Longtime regular Tommy Boyd recalls the night the cook walked out and several patrons jumped up, took over the kitchen and even waited on tables. The first he knew of it, someone was telling him that they didn't know how to make his favorite pepper steak, but would a plain old steak do? It would, and it did.
"I just love the place," he said. "It's a really great experience. It has parts from all the old bygone places. It's the only one left."
Boyd says La Mariana's most enduring fixture is Nahinu herself, who stops by every table each night to chat with customers. The conversation consists mostly of small talk. But occasionally, Nahinu reveals glimpses of her past, which by her own account has been a charmed existence.
She is the daughter of a Brooklyn violinist who performed at silent movie houses until the hot summer evening he accidentally chopped off a finger while trying to close a hatch on the theater roof, thus bringing his career and what there were of the family fortunes to an abrupt end.
Still, Nahinu says, "I've had a storybook life. I was born very poor and married a very rich man who did everything for me."
That is all she usually reveals about the Hollywood big shot she married when she was only 16. "That's what changed my whole life, my first marriage the one I won't tell you about," she said with a mysterious, mischievous smile.
She is more forthcoming about her second marriage, to sailor Johnny Campbell, with whom she began La Mariana. But Campbell didn't stick around long.
"He was a New Zealander. He didn't like to work. He thought if we just put up an awning, that would be good enough. Well, I wanted a sailing club and a house. I came from New York. My idea of a yacht club was not putting up a tent," she says, revealing a little of the stubborn spirit that's kept her going all these years.
Before sailing off into the sunset, never to be seen again, Campbell told her, "Hon, if you like this place, you can have it."
There was a third, 12-year marriage to Lorren Nahinu, which also ended in divorce. He couldn't take the stress of an almost 24-hour business, she said. But for her, the work of building and maintaining La Mariana was merely a necessary part of living out her dream.
"My hobby? This is my hobby!" she said, as she slowly gestured around the restaurant. "This is my life! my goal! my everything!"
She can't imagine life away from her romantic little home by the sea (she lives above the bar and restaurant).
Once, though, at the height of the Japanese economic boom, an investor appeared at Nahinu's door and offered to buy the place. He started the bidding at $5 million. After some horse trading, Nahinu agreed to accept just under $8 million in cash in American dollars only, thank you in a suitcase.
Otherwise, no deal.
"I never saw $7.8 million in cash before," she explained. "That would be a lot of money to see, wouldn't it?"

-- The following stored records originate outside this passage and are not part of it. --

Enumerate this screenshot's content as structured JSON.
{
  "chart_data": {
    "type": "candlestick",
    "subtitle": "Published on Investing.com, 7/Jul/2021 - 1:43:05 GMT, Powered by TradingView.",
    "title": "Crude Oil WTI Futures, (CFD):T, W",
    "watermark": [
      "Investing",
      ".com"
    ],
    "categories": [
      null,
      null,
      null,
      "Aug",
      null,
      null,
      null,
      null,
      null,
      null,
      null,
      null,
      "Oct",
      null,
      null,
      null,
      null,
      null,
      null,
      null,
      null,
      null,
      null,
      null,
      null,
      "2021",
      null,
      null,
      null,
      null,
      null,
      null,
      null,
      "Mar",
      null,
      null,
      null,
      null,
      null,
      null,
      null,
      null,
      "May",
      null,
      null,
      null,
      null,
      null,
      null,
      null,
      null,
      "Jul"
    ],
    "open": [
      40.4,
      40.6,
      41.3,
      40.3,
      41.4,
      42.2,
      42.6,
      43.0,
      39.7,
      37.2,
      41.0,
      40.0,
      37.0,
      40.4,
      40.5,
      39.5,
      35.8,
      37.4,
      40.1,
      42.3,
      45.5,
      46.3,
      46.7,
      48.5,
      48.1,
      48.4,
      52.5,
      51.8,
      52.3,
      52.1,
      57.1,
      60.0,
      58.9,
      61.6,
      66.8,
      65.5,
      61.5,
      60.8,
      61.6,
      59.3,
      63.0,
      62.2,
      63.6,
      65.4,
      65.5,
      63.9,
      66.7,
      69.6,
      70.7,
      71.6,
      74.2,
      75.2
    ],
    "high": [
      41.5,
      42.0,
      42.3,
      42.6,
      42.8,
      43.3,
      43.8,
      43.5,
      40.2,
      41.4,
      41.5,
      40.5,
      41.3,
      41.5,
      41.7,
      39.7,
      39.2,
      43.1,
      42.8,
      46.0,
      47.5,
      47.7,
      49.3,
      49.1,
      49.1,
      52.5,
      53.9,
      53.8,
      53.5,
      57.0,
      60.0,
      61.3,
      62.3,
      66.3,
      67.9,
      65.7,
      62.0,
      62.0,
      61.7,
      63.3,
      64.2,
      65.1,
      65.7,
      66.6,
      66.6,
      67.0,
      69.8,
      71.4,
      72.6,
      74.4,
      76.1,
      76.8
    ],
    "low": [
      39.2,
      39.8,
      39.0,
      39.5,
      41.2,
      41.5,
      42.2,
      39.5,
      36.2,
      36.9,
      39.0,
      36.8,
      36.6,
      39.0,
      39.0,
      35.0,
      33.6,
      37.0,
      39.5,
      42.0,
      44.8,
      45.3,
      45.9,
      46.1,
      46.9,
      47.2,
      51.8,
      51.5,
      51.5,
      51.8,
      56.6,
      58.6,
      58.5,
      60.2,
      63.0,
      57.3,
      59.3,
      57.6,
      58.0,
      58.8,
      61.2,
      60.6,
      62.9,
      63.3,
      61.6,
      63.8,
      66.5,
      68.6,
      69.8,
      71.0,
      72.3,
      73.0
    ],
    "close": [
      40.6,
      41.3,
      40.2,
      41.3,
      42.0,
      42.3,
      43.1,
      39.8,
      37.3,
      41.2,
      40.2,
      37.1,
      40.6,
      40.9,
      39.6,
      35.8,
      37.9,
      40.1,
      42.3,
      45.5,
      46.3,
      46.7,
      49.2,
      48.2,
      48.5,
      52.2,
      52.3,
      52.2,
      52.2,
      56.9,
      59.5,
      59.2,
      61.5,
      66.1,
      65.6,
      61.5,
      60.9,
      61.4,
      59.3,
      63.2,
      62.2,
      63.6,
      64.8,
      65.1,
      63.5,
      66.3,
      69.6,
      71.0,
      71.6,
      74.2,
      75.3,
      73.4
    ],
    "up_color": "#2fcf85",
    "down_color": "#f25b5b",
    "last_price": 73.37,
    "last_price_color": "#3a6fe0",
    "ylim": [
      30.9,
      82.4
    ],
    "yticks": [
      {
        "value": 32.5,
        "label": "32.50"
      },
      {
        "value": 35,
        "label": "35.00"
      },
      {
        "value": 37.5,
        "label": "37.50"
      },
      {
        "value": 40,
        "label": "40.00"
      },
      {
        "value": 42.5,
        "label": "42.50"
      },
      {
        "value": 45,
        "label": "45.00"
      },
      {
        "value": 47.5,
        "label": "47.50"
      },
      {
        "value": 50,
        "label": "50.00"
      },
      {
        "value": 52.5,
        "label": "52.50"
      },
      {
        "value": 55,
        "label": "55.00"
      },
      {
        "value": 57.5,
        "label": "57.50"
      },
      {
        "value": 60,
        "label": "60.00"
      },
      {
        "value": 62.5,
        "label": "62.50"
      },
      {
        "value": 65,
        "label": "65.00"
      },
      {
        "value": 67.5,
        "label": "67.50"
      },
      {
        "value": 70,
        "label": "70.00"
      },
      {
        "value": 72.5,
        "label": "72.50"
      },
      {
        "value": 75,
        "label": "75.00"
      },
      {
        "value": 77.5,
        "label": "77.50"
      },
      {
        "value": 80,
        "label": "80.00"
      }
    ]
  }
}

The flabbergasted investor agreed to every stipulation. Then Japan's financial bubble popped, and the whole deal went bust. But not before Nahinu had added a cool $400,000 down payment to her bank account.
"I got that in cash," she said.
"But not in a suitcase."
She's just as happy to still be at the helm of La Mariana, with a lease that doesn't run out until she's more than 100 and customers who'll keep coming back, apparently, until their own leases run out.
Not a perfect storybook ending, perhaps, but not a bad little tale, either.